Seit ihren Anfängen wurde die Intersektionalitätsforschung in unterschiedlichen fachlichen Zusammenhängen rezipiert und weiterentwickelt (z. B. in der Geschlechterforschung, in der soziologischen Ungleichheitsforschung oder der Politischen Theorie), sodass sich unterschiedliche konzeptionelle Zugänge und Akzentuierungen herausgebildet haben. Neben der bereits genannten grundlegenden Charakterisierung gibt es dennoch, folgen wir Jürgen Budde (2013), eine Reihe weiterer Aspekte, die die verschiedenen Strömungen miteinander verbinden. Das ist zum einen die Kontextualität der Kategorien. Budde betont, dass die Intersektionalitätsforschung mit einem relationalen Denken einhergeht, das es erforderlich macht, die Beziehungen und Wechselwirkungen zwischen den Kategorien kontextuell zu bestimmen, also in Bezug auf die jeweils gegebene historische und gesellschaftliche Situation sowie die diskursive Einbettung der Kategorien. Budde bezeichnet diesen „Blick auf flexible und hybride Konstellationen […] als ‚relationale Kontextualität‘“ (ebd., S. 246 f.). Durch eine solche relationale Kontextualität kann die Theoriebildung einer Präformierung der erforschten sozialen Wirklichkeit durch den ihr zugrunde gelegten Begriffs- und Kategorienapparat vorbeugen.

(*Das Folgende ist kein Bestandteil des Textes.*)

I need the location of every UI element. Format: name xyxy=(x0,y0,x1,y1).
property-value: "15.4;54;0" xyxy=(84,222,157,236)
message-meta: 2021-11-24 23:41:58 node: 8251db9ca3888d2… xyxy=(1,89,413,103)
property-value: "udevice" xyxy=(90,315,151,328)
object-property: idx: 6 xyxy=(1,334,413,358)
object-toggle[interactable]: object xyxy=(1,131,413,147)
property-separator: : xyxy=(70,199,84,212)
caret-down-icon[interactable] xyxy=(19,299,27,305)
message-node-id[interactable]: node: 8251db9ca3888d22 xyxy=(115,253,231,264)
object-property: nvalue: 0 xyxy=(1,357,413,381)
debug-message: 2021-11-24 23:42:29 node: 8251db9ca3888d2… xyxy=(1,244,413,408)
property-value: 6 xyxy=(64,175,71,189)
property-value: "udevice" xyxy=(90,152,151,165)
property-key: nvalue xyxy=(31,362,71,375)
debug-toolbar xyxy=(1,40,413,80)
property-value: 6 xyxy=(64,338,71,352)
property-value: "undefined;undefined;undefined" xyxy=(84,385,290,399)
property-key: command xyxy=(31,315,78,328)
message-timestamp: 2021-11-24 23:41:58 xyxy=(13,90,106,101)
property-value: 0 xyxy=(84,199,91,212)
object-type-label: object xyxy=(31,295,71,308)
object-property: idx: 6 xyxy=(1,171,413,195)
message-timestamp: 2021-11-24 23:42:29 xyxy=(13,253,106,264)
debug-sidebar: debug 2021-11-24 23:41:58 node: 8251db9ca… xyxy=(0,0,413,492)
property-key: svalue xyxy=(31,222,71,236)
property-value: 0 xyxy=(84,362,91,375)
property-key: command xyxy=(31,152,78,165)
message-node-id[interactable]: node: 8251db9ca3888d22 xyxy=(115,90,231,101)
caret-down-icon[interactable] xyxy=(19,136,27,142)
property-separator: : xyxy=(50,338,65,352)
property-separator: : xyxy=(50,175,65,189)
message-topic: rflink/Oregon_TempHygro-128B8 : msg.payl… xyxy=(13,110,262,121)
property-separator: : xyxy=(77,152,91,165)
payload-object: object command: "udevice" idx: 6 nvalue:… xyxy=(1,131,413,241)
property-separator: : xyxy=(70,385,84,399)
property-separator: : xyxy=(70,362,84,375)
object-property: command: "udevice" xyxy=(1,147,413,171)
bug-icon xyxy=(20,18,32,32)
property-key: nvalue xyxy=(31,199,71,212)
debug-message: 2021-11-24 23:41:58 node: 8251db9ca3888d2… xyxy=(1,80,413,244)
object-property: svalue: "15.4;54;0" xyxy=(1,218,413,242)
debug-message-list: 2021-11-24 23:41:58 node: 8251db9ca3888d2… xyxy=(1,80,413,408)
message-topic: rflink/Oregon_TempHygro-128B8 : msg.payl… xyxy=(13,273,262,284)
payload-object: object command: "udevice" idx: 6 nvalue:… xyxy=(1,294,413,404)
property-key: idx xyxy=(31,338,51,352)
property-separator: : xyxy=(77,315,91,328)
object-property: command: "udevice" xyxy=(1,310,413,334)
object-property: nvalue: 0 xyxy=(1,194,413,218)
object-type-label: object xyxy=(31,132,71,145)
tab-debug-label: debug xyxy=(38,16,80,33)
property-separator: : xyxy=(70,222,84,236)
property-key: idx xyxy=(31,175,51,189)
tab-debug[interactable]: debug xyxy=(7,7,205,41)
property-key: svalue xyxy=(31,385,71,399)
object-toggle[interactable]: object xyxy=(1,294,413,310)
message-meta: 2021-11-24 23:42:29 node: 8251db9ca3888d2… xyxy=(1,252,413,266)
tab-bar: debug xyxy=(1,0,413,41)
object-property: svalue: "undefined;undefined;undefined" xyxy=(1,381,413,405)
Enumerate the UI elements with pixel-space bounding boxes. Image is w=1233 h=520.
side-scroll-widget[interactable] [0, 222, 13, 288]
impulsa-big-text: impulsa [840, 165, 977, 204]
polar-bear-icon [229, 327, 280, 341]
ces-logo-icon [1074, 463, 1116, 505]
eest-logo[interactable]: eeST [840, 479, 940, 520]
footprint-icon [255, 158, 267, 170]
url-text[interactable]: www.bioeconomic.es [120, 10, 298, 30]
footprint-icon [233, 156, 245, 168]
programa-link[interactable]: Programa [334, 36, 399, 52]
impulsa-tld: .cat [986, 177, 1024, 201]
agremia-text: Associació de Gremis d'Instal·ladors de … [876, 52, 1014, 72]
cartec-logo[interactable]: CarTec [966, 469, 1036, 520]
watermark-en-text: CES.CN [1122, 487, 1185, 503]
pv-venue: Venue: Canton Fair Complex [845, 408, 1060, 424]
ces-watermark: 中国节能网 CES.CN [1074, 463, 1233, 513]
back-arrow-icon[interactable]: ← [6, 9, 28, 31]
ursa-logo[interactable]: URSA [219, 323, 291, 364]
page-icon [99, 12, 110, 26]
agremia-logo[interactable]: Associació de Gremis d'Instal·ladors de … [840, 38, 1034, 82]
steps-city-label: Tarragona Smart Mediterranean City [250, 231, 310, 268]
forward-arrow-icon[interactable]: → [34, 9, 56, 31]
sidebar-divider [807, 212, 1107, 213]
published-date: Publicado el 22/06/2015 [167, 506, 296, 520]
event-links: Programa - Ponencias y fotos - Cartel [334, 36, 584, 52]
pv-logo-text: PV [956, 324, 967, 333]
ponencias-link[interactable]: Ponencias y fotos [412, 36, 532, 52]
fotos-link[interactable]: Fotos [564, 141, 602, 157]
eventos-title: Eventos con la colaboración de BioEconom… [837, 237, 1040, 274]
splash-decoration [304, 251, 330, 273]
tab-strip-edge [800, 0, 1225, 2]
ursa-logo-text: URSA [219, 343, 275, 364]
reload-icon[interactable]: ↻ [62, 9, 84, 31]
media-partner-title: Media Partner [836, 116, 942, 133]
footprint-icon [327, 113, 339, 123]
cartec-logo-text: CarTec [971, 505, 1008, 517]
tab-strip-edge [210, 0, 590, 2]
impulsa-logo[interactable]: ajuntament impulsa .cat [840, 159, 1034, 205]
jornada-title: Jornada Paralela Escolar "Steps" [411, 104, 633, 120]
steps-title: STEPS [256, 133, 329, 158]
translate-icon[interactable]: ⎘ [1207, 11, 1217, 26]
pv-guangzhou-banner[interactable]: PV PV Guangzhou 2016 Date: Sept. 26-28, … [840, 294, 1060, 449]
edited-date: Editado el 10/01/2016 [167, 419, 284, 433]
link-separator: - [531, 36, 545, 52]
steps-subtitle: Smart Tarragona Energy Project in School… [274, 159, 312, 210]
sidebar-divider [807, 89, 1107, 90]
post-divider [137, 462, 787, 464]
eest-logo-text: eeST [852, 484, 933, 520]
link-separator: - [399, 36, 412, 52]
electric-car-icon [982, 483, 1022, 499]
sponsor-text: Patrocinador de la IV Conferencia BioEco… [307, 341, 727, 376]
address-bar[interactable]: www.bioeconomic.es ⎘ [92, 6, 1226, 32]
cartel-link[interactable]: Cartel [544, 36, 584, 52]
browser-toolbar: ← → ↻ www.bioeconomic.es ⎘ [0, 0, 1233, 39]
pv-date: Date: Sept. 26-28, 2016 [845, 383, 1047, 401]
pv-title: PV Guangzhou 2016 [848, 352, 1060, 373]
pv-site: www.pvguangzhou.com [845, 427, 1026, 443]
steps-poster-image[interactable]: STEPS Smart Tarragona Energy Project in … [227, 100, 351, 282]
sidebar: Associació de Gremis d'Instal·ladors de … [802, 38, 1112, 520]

Des Weiteren zielen die Analysen von Ungleichheitslagen nicht einfach darauf ab, „Positionierungsprozesse entlang der Überschneidung sozialer Kategorien […] zu dokumentieren“ (ebd., S. 247); vielmehr geht es zugleich auch um „die Sichtbarmachung der darin eingelassenen Machtverhältnisse“ (ebd.). Insofern ist Intersektionalitätsforschung grundsätzlich Macht- und Herrschaftsanalytik (vgl. Meyer, 2017). In diesem Sinn schreibt Walgenbach: „Das Forschungsfeld bzw. der gemeinsame Gegenstand von Intersektionalität sind […] Macht-, Herrschafts- und Normierungsverhältnisse, die soziale Strukturen, Praktiken und Identitäten produzieren“ (ebd. 2012, S. 2). Im Zentrum des Interesses der Intersektionalitätsforschung stehen daher vor allem solche Ungleichheiten, die auf Macht- und Verteilungskämpfe zurückgehen und durch Legitimationsdiskurse gestützt werden (vgl. Budde, 2013, S. 23 f.). Schließlich besteht Budde zufolge Einigkeit darüber, dass die in der Intersektionalitätsforschung herangezogenen Kategorien soziale Konstrukte sind und keine beobachterunabhängigen ontologischen Realitäten bezeichnen. Als Verweise auf spezifische historisch gewachsene gesellschaftliche Verhältnisse sind sie als „Effekte historischer Diskurse“ (Meyer, 2017, S. 94) zu begreifen.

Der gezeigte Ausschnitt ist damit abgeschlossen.